Emsal Mahkeme Kararı İstanbul Bölge Adliye Mahkemesi 16. Hukuk Dairesi 2022/774 E. 2022/1029 K. 07.06.2022 T.

Görüntülediğiniz mahkeme kararı kesinleşmiş bir karardır.

T.C.
İSTANBUL
BÖLGE ADLİYE MAHKEMESİ
16. HUKUK DAİRESİ
T Ü R K M İ L L E T İ A D I N A
İ S T İ N A F K A R A R I
DOSYA NO: 2022/774 Esas
KARAR NO: 2022/1029
İNCELENEN KARARIN
MAHKEMESİ: İSTANBUL ANADOLU 1. FİKRÎ VE SINAÎ HAKLAR HUKUK MAHKEMESİ
TARİHİ: 20/12/2021
NUMARASI: 2021/213D.İş Esas, 2021/215 D.İş Karar
TALEBİN KONUSU : İhtiyati tedbir
KARAR TARİHİ: 07/06/2022
İstinaf incelemesi için dairemize gönderilen dosyanın ilk incelemesi tamamlanmış olmakla, HMK 353. Maddesi gereğince dosya içeriğine göre duruşma yapılmasına gerek görülmeden dosya üzerinde yapılan inceleme sonucu;
GEREĞİ DÜŞÜNÜLDÜ:
TALEP: İhtiyati tedbir talep eden vekili talep dilekçesinde özetle; talep edenin yurt dışında mukim … Ltd. ile imzaladığı sözleşme uyarınca işbu şirket tarafından tedarik edilen uyku ürünlerinin Türkiye’deki tek yetkili münhasır distribütörü olarak yetkilendirildiğini, bu yetkilendirme neticesinde “…” markalı uyku ürünlerinin toptan ve perakende satışı, dağıtımı ve ticaretini sürdürdüğünü, “…” markalı ürünlere ilişkin Türkiye’deki marka tescilinin … sayı ile … Ltd. şirketi adına gerçekleştirildiğini, … Ltd. şirketinin bu markanın lisans haklarını münhasıran talep edene verdiğini, karşı tarafça “…” markasını taşıyan uyku ürünlerinin sahte olarak, herhangi bir yetki sözleşmesine veya yasal gerekçeye dayanmaksızın yasa dışı olarak üretildiğini, depolandığını, satışa sunulduğunu, dağıtımının yapıldığını ve ticari hayata çıkarıldığını, karşı tarafça satışa sunulan sahte ürünlerden satın alınan numuneler incelendiğinde orijinal ürünlerde bulunan … işaretinin bulunmadığının görüldüğünü, … işareti bulunmayan sahte üretime konu ürünlerin gerek Türkiye, gerek AB pazarında satılmasının mümkün olmadığını ileri sürülerek, karşı taraf ait mağazalardaki taklit ürünlerin satışının tedbiren durdurulmasına, karşı tarafa ait mağazalarda müvekkili şirketin marka tesciline bağlı münhasır kullanım haklarının ihlal edildiğinin tespitine, karşı taraf ait mağazalarda marka hakkı ihlalinin önlenmesi için taklit ürünlerin tedbiren toplatılmasına, yargılama giderlerinin karşı tarafa tahmil edilmesine karar verilmesini talep etmiştir.

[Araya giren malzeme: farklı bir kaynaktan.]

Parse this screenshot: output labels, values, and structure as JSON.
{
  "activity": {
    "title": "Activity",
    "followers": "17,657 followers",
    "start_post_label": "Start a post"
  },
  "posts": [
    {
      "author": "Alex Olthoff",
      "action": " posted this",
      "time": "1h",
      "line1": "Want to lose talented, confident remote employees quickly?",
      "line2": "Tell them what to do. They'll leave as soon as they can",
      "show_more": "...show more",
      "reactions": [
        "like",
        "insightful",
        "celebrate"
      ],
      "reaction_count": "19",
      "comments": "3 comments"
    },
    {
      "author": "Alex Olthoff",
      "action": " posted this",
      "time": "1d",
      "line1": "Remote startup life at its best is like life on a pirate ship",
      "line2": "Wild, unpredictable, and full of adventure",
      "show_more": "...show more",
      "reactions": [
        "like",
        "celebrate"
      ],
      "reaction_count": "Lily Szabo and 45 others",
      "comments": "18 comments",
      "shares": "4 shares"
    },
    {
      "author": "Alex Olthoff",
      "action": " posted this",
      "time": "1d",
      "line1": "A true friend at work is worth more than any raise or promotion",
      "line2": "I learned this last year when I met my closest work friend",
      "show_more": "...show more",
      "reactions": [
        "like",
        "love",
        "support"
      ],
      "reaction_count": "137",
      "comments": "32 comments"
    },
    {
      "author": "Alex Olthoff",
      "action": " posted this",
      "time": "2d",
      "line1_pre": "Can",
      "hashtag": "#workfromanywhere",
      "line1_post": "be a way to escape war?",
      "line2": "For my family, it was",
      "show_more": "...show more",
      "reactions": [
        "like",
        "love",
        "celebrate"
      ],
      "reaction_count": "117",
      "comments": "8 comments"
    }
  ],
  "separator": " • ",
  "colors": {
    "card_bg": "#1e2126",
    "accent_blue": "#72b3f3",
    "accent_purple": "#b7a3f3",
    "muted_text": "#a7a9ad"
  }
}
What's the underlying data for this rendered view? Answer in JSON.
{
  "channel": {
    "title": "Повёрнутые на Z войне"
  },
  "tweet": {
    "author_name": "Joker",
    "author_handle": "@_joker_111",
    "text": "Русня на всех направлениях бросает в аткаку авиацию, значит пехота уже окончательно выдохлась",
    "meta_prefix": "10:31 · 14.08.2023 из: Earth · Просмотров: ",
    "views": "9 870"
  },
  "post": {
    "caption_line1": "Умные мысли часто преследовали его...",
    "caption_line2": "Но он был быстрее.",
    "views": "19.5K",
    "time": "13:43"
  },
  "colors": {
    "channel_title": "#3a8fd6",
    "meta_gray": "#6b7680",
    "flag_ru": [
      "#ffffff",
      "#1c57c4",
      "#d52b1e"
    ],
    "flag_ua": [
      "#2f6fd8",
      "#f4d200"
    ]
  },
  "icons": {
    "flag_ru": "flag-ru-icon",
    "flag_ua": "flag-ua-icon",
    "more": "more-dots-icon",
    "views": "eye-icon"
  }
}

İLK DERECE MAHKEMESİNİN KARARI: İlk derece mahkemesince yapılan yargılama sonucunda; “….Alınan bilirkişi raporu ve tüm dosya kapsamına göre, ihtiyati tedbir talep eden şirketin … tescil numaralı “…” markasının sahibi olan … Ltd. Şirketi ile yaptığı sözleşme uyarınca Türkiye’de bu ürünlerin satışı için yetkilendirildiği, ancak bu yetkinin 31/12/2021 tarihinde sona ereceğinin sözleşmede açıkça belirtildiği, bu tarihten sonra sözleşmenin yenilendiğinde dair bir belgenin dosyaya sunulmadığı, aleyhine ihtiyati tebdir talep edilenden satın alındığı belirtilen … ürününün … sayılı “…” markasının 10. sınıftaki tescil kapsamına dahil bulunduğu, “…” markasının incelenen üründe büyük-küçük harflerle “…” şeklinde yazılı bulunmasının kullanımı … sayılı marka tescili kapsamı dışına çıkarmadığı, ancak ürün üzerinde üretici olarak marka sahibi şirketin adının ve adresinin bulunduğu, ayrıca Avrupa Satış Temsilcisi olduğu belirtilen başka bir şirketin adına yer verildiği, ürün üzerinde … işaretinin bulunmamasının ürünün taklit olduğunu ispat için yeterli olmayacağı, marka sahibine ait orijinal ürünler mevcut olmadığından buna ilişkin karşılaştırmalı inceleme yapılamadığı ve ürünün orijinal olup olmadığının bu aşamada anlaşılamadığı, paralel ithalat yapılıp yapılmadığının yargılamayı gerektirdiği anlaşılmakla, tüm bu nedenlerle yaklaşık ispat koşulu gerçekleşmediğinden, ihtiyati tedbir talebinin reddine karar verilmiştir.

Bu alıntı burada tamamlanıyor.